According to Roh, organizations are adapting to the preferences of a younger workforce that “values less hierarchy and more autonomy in their roles.”
Zafar said the rise of AI along with a new generation of workers reinforces this changing view of managers. “Amazon’s reduction of management roles is not just about cutting costs; it’s a glimpse into the future of work. Technology is eating away at the traditional corporate ladder, and middle managers are feeling the impact,” Zafar said.
For decades, managers have been seen as “the glue that holds companies together” and a key to translating strategy into action. But today, Zafar said, “AI-powered tools can analyze data, assign tasks and track performance with unprecedented efficiency.” That inevitably raises the question: “Why pay for a middleman when a machine can do it better?” he added.
Roh said Amazon’s growth may make it an extreme example, but perhaps it’s also a leading indicator. “Amazon’s rebalancing reflects a broader corporate trend toward more agile and efficient organizational structures, driven by the need for cost control, innovation and competitiveness in rapidly evolving markets,” he said.

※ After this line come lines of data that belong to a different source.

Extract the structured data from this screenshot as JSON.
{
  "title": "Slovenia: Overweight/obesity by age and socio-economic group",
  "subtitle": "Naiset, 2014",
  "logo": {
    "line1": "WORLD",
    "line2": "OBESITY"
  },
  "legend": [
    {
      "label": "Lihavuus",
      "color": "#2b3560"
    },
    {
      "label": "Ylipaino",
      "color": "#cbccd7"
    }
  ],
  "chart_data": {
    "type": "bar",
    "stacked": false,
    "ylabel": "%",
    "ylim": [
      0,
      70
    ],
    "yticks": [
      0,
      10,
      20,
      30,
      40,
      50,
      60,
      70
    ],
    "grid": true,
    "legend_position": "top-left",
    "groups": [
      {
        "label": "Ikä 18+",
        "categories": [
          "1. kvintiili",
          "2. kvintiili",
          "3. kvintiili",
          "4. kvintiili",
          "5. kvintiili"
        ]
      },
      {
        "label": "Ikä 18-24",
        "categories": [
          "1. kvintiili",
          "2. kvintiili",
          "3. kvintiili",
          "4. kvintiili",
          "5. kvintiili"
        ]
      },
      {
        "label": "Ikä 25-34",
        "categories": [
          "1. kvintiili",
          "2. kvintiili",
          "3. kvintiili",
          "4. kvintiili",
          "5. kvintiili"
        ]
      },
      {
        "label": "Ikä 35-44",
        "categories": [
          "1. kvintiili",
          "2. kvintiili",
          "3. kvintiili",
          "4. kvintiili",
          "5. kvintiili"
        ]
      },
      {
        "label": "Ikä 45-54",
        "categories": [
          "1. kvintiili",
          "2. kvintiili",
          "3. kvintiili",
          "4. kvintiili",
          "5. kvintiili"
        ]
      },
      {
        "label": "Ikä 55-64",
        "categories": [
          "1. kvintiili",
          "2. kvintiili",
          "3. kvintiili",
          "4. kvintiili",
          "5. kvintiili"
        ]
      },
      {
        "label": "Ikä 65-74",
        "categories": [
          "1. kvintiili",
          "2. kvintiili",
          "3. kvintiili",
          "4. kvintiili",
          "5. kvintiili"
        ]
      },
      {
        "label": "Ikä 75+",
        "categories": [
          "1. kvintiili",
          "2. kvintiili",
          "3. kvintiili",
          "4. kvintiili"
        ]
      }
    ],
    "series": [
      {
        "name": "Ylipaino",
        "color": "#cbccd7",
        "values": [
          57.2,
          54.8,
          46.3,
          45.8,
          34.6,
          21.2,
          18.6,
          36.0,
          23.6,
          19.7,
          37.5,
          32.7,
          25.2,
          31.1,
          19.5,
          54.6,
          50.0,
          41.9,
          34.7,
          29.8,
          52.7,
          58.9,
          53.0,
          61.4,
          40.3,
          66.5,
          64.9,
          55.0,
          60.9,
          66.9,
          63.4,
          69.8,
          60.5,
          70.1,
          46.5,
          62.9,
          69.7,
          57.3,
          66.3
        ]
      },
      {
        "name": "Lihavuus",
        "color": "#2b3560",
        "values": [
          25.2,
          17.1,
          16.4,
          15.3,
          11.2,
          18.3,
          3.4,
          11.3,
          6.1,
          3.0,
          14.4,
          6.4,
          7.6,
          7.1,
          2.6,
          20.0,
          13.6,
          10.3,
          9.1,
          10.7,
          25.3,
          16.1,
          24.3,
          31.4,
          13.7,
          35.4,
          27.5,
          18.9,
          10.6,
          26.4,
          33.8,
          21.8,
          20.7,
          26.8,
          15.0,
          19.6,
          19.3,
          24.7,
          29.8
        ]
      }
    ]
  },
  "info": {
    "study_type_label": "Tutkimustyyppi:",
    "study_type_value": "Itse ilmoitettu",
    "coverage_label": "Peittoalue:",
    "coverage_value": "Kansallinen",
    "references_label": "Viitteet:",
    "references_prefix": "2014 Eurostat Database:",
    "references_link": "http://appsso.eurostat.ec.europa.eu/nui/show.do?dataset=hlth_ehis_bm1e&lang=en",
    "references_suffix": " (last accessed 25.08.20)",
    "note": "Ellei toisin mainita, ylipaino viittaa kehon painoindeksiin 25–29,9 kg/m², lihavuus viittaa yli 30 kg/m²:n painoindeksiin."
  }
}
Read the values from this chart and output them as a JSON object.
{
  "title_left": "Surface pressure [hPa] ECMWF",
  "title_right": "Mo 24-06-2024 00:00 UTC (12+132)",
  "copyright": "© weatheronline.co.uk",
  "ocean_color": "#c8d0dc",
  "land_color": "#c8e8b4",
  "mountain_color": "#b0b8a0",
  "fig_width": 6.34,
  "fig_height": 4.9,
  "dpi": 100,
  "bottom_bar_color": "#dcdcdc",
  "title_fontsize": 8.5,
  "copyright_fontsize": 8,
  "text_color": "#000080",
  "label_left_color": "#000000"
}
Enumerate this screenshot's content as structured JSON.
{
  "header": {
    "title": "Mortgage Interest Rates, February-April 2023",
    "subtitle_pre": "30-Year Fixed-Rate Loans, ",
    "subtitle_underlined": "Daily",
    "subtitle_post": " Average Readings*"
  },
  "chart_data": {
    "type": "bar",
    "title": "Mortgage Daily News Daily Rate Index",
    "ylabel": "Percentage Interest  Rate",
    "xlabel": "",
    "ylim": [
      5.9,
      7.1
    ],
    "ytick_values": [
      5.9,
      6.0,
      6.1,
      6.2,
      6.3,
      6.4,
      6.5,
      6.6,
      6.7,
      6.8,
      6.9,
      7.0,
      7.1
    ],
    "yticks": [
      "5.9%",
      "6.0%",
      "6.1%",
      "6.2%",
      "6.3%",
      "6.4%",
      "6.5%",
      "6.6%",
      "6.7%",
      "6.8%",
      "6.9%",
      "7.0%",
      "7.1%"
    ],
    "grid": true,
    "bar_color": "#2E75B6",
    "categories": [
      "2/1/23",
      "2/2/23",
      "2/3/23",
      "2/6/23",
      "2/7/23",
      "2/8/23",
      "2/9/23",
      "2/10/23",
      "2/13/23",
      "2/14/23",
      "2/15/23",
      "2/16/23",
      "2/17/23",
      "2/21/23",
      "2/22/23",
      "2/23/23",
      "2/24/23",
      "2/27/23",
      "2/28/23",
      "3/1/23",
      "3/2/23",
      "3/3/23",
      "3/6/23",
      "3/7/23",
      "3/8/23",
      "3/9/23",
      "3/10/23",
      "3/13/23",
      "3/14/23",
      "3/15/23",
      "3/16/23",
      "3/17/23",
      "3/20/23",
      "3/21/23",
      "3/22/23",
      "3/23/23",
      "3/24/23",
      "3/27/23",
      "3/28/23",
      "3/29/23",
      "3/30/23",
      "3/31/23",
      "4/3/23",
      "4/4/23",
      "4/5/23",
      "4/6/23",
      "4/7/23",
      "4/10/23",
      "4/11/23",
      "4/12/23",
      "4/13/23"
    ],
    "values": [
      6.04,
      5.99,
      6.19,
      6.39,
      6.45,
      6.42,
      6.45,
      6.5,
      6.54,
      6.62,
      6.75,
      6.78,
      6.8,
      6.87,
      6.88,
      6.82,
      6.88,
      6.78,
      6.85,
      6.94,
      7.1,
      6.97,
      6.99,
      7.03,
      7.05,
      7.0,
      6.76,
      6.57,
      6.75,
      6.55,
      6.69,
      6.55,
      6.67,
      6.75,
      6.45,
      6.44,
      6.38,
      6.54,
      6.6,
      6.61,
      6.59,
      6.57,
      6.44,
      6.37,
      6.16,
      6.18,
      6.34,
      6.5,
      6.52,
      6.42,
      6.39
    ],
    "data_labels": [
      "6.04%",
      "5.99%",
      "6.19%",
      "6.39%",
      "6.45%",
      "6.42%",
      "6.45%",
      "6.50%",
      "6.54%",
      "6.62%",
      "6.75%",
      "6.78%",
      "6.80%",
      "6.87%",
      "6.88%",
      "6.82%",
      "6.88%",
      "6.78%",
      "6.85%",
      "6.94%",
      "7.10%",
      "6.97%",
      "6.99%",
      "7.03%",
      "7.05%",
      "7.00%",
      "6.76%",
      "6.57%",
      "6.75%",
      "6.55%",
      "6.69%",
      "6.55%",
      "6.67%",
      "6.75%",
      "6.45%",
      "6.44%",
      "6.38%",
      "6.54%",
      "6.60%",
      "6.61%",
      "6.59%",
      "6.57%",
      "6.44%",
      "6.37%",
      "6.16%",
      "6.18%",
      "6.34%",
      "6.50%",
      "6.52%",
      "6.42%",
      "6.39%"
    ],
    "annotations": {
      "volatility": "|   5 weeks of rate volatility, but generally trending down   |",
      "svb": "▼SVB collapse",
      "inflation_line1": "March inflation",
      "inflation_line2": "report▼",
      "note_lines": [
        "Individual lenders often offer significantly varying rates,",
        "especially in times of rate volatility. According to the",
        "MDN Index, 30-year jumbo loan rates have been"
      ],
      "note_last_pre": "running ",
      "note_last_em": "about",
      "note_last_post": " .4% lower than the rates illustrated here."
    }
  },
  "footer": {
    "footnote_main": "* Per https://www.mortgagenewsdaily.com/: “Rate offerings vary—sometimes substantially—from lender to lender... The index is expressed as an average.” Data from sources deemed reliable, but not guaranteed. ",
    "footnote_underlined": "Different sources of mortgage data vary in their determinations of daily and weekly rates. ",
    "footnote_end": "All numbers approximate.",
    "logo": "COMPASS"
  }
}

From healthcare to finance, companies are realizing that flatter hierarchies mean faster decisions and potentially bigger profits. As with any effort to improve efficiency and results, there are risks in an era of corporate flattening. Sacrificing employee well-being and the crucial human elements of leadership and innovation are challenges that will be at the center of this shakeup in corporate America, Zafar said. But he added: “The future belongs to companies that can build efficient and agile structures, empowering employees to thrive in a world where machines do the heavy lifting.”